The two funds will cater to loans disbursed under the Mudra Yojana and the Stand-Up India scheme, to support women entrepreneurs and those from backward classes. The renamed Mudra agency (to be called the Small Industries Development Bank of India Bank), will be a wholly owned subsidiary of the Small Industries Development Bank of India. It will undertake refinancing operations.
“The department of financial services sought approval to set up two credit guarantee funds. The first one is being established for the Mudra loans and another for Stand Up India. With each passing day, banks have been further activating the loans under Mudra,” said finance minister Arun Jaitley after the meeting.
The said funds are expected to guarantee Rs 1 lakh crore worth of loans to micro and small units in the first instance, and help in reducing risk taken by banks and financial institutions in the case of defaults under the scheme.
The number of beneficiaries under Mudra had reached 17.3 million. “We were keeping track of all direct beneficiaries. Since we are in early January, there is significant headspace, for public and private sector banks to issue loans under the scheme. So I hope more and more people take the financing,” Jaitley added.
For the Mudra credit guarantee fund, the government is looking at a corpus of Rs 3,000 crore. It is going to be settled by the National Credit Guarantee Trustee Company, in existence on a portfolio basis, to a maximum extent of 50 per cent of the amount in default.

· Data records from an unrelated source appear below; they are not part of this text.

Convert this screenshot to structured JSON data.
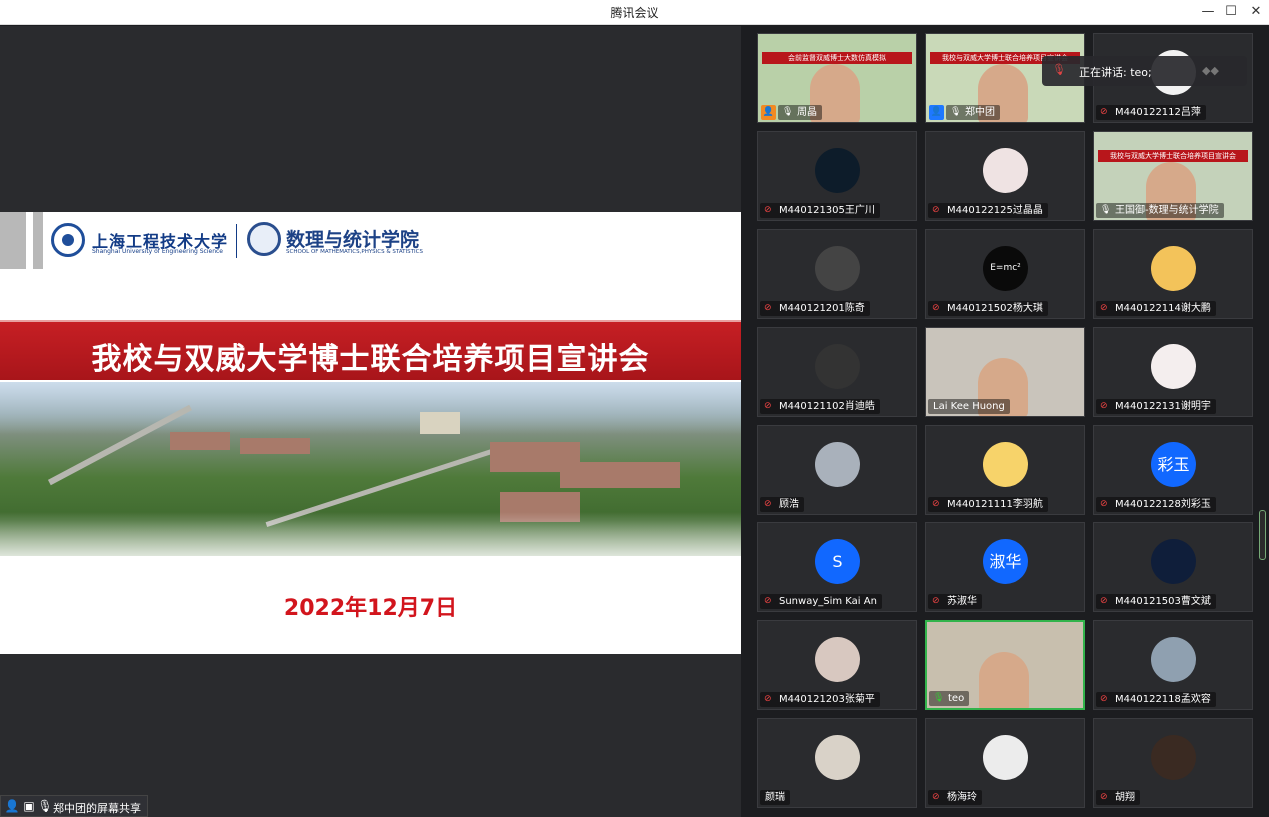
{
  "window": {
    "title": "腾讯会议",
    "min": "—",
    "max": "☐",
    "close": "✕"
  },
  "slide": {
    "uni_cn": "上海工程技术大学",
    "uni_en": "Shanghai University of Engineering Science",
    "school_cn": "数理与统计学院",
    "school_en": "SCHOOL OF MATHEMATICS,PHYSICS & STATISTICS",
    "headline": "我校与双威大学博士联合培养项目宣讲会",
    "date": "2022年12月7日"
  },
  "share_badge": {
    "label": "郑中团的屏幕共享"
  },
  "speaking": {
    "label": "正在讲话: teo;"
  },
  "participants": [
    {
      "name": "周晶",
      "kind": "video",
      "host": "orange",
      "mic": "on",
      "bg": "#b9d0a8",
      "screen": "会前监督双威博士大数仿真模拟"
    },
    {
      "name": "郑中团",
      "kind": "video",
      "host": "blue",
      "mic": "on",
      "bg": "#c9d9b8",
      "screen": "我校与双威大学博士联合培养项目宣讲会"
    },
    {
      "name": "M440122112吕萍",
      "kind": "avatar",
      "mic": "off",
      "bg": "#f2f2f2",
      "text": ""
    },
    {
      "name": "M440121305王广川",
      "kind": "avatar",
      "mic": "off",
      "bg": "#0d1c2a",
      "text": ""
    },
    {
      "name": "M440122125过晶晶",
      "kind": "avatar",
      "mic": "off",
      "bg": "#efe3e3",
      "text": ""
    },
    {
      "name": "王国御-数理与统计学院",
      "kind": "video",
      "mic": "on",
      "bg": "#c4d2ba",
      "screen": "我校与双威大学博士联合培养项目宣讲会"
    },
    {
      "name": "M440121201陈奇",
      "kind": "avatar",
      "mic": "off",
      "bg": "#444",
      "text": ""
    },
    {
      "name": "M440121502杨大琪",
      "kind": "avatar",
      "mic": "off",
      "bg": "#0a0a0a",
      "text": "E=mc²"
    },
    {
      "name": "M440122114谢大鹏",
      "kind": "avatar",
      "mic": "off",
      "bg": "#f3c35a",
      "text": ""
    },
    {
      "name": "M440121102肖迪皓",
      "kind": "avatar",
      "mic": "off",
      "bg": "#333",
      "text": ""
    },
    {
      "name": "Lai Kee Huong",
      "kind": "video",
      "mic": "none",
      "bg": "#c9c4bb",
      "screen": ""
    },
    {
      "name": "M440122131谢明宇",
      "kind": "avatar",
      "mic": "off",
      "bg": "#f4eeee",
      "text": ""
    },
    {
      "name": "顾浩",
      "kind": "avatar",
      "mic": "off",
      "bg": "#a9b1bb",
      "text": ""
    },
    {
      "name": "M440121111李羽航",
      "kind": "avatar",
      "mic": "off",
      "bg": "#f7d36a",
      "text": ""
    },
    {
      "name": "M440122128刘彩玉",
      "kind": "avatar",
      "mic": "off",
      "bg": "#1168ff",
      "text": "彩玉"
    },
    {
      "name": "Sunway_Sim Kai An",
      "kind": "avatar",
      "mic": "off",
      "bg": "#1168ff",
      "text": "S"
    },
    {
      "name": "苏淑华",
      "kind": "avatar",
      "mic": "off",
      "bg": "#1168ff",
      "text": "淑华"
    },
    {
      "name": "M440121503曹文斌",
      "kind": "avatar",
      "mic": "off",
      "bg": "#0f1e3a",
      "text": ""
    },
    {
      "name": "M440121203张菊平",
      "kind": "avatar",
      "mic": "off",
      "bg": "#d8c8c0",
      "text": ""
    },
    {
      "name": "teo",
      "kind": "video",
      "mic": "green",
      "active": true,
      "bg": "#c8bfae",
      "screen": ""
    },
    {
      "name": "M440122118孟欢容",
      "kind": "avatar",
      "mic": "off",
      "bg": "#8fa0b0",
      "text": ""
    },
    {
      "name": "颜瑞",
      "kind": "avatar",
      "mic": "none",
      "bg": "#d9d2c8",
      "text": ""
    },
    {
      "name": "杨海玲",
      "kind": "avatar",
      "mic": "off",
      "bg": "#ececec",
      "text": ""
    },
    {
      "name": "胡翔",
      "kind": "avatar",
      "mic": "off",
      "bg": "#3a2a22",
      "text": ""
    }
  ]
}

It also approved a new financing scheme — Stand Up India — under which an estimated 2.5 lakh SC/ST and women entrepreneurs could get bank loans of Rs 10 lakh to Rs 1 crore for greenfield enterprises in the non-farm sector in three years.
“The credit guarantee fund should definitely lead to increase in disbursements to SMEs and improved credit availability. This is a great step to boost growth of micro and small businesses,” said Sanjay Aggarwal, partner and head of enterprise practice, KPMG in India.
Since the launch of the Mudra scheme in April 2015, about 1.73 crore people/units have got loans, finance minister Arun Jaitley said after a Cabinet meeting. Any citizen who has a business plan for non-farm sector income-generating activity whose credit need is less than Rs 10 lakh can approach either a bank, microfinance institution or non-banking financial company for availing of Mudra loans, he said. Banks and other financial intermediaries have been given a target of Rs 1.22 lakh crore loan disbursement in 2015-16. They had disbursed Rs 45,948 crore as on November 25, 2015. The Mudra credit guarantee fund will have an initial corpus of Rs 3,000 crore.